Anthropometric Characteristics of Children
Neonatal weight and length were measured by trained research fellows at 1, 3, 6, 8, and 12 months of age with calibrated infant stadiometers (Seca 416; Seca Corporation, Hamburg, Germany) and weighing scales (Seca 376+). The mean values of two successive measurements were reported. Sex- and length-specific z-scores for weight (WFLZ) and sex- and age-specific z-scores for BMI (BMIZ), weight (WFAZ), and length (LFAZ) were calculated using the World Health Organization child growth references. The data were retrieved from the children’s medical records.
Age, race, educational attainment, income level, parity, gestational age, and pre-pregnancy weight were collected with standard questionnaire at the enrollment visit. Height was measured on enrollment with a calibrated stadiometer. Age in years and gestational age in weeks were analyzed as continuous variables. The mother’s race was recorded as either Han or other. Women were stratified by educational level to four groups (middle school or below, high school, college, graduate school or above) and by parity to either one or more than one pregnancies. Maternal pre-pregnancy and paternal BMIs were stratified to three groups, < 18.5, 18.5 to < 24.0, and ≥ 24.0 kg/m2) using Chinese reference values. Overweight and obese women were included in a single category because of the limited sample size.
The longitudinal associations between GDM status, i.e., with or without GDM, and blood glucose concentration (mmol/L) and infant WFLZ, WFAZ, and LFAZ from birth to 12 months were determined using linear mixed effects (LME) models.
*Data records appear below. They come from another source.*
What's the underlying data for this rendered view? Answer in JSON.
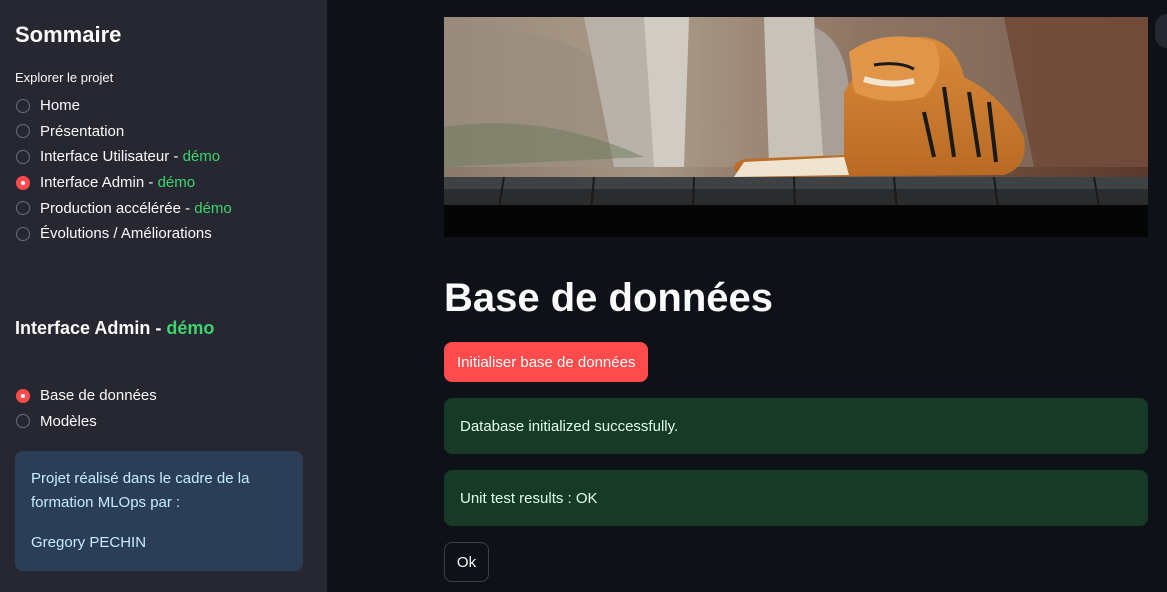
{
  "sidebar": {
    "title": "Sommaire",
    "nav_caption": "Explorer le projet",
    "nav_items": [
      {
        "label": "Home",
        "suffix": "",
        "selected": false
      },
      {
        "label": "Présentation",
        "suffix": "",
        "selected": false
      },
      {
        "label": "Interface Utilisateur - ",
        "suffix": "démo",
        "selected": false
      },
      {
        "label": "Interface Admin - ",
        "suffix": "démo",
        "selected": true
      },
      {
        "label": "Production accélérée - ",
        "suffix": "démo",
        "selected": false
      },
      {
        "label": "Évolutions / Améliorations",
        "suffix": "",
        "selected": false
      }
    ],
    "section_title": "Interface Admin - ",
    "section_title_suffix": "démo",
    "sub_items": [
      {
        "label": "Base de données",
        "selected": true
      },
      {
        "label": "Modèles",
        "selected": false
      }
    ],
    "info": {
      "text": "Projet réalisé dans le cadre de la formation MLOps par :",
      "author": "Gregory PECHIN"
    }
  },
  "main": {
    "title": "Base de données",
    "init_button": "Initialiser base de données",
    "alerts": [
      "Database initialized successfully.",
      "Unit test results : OK"
    ],
    "ok_button": "Ok"
  },
  "colors": {
    "accent": "#ff4b4b",
    "demo": "#3dd56d",
    "success_bg": "#173928",
    "sidebar_bg": "#262730",
    "main_bg": "#0e1117"
  }
}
LME takes into account within-subject correlation of repeated measurements and also compensates for incomplete outcome measurements. The models included an unstructured covariance matrix for random-effect variables (intercept and slope) and a maximum likelihood-estimation method. Crude and adjusted analyses were performed with two models. Model 1 was adjusted for linear, quadratic and, cubic terms for infant’s age to estimate the association between GDM and blood glucose concentration with z-scores growth estimates across infancy. Model 2 included the variables in model 1 plus pre-pregnancy BMI, maternal age, race, parity, education, household income, and paternal BMI. Interactions of GDM status and blood glucose level with pre-pregnancy weight and BMI category and their association with infant growth measurements were tested by including the corresponding interactions into the models. Stratified analyses were performed to investigate the association between GDM status and infant size among women of different pre-pregnancy weight status (underweight vs. normal weight vs. overweight/obese). The association between GDM status and blood glucose level and infant sex- and age-specific z-scores for WFL, weight and length at birth and at 1, 3, 6, 8, and 12 months of age was estimated by multivariable linear regression. The full model was adjusted for pre-pregnancy BMI, maternal age, race, parity, education, household income, and paternal BMI. Multiple imputation was performed to compensate for missing values in the linear regression models. In the sensitivity analysis, BMIZ was compared with WFLZ as outcomes of the LME analysis (Table S1). To assess the robustness of the study findings, the LME analysis was repeated in participants without missing covariate or outcomes data (n = 505, Table S2). The statistical analysis was performed with Stata/SE version 13 (StataCorp, College Station, TX, USA). Two-sided p-values < 0.05 were considered statistically significant.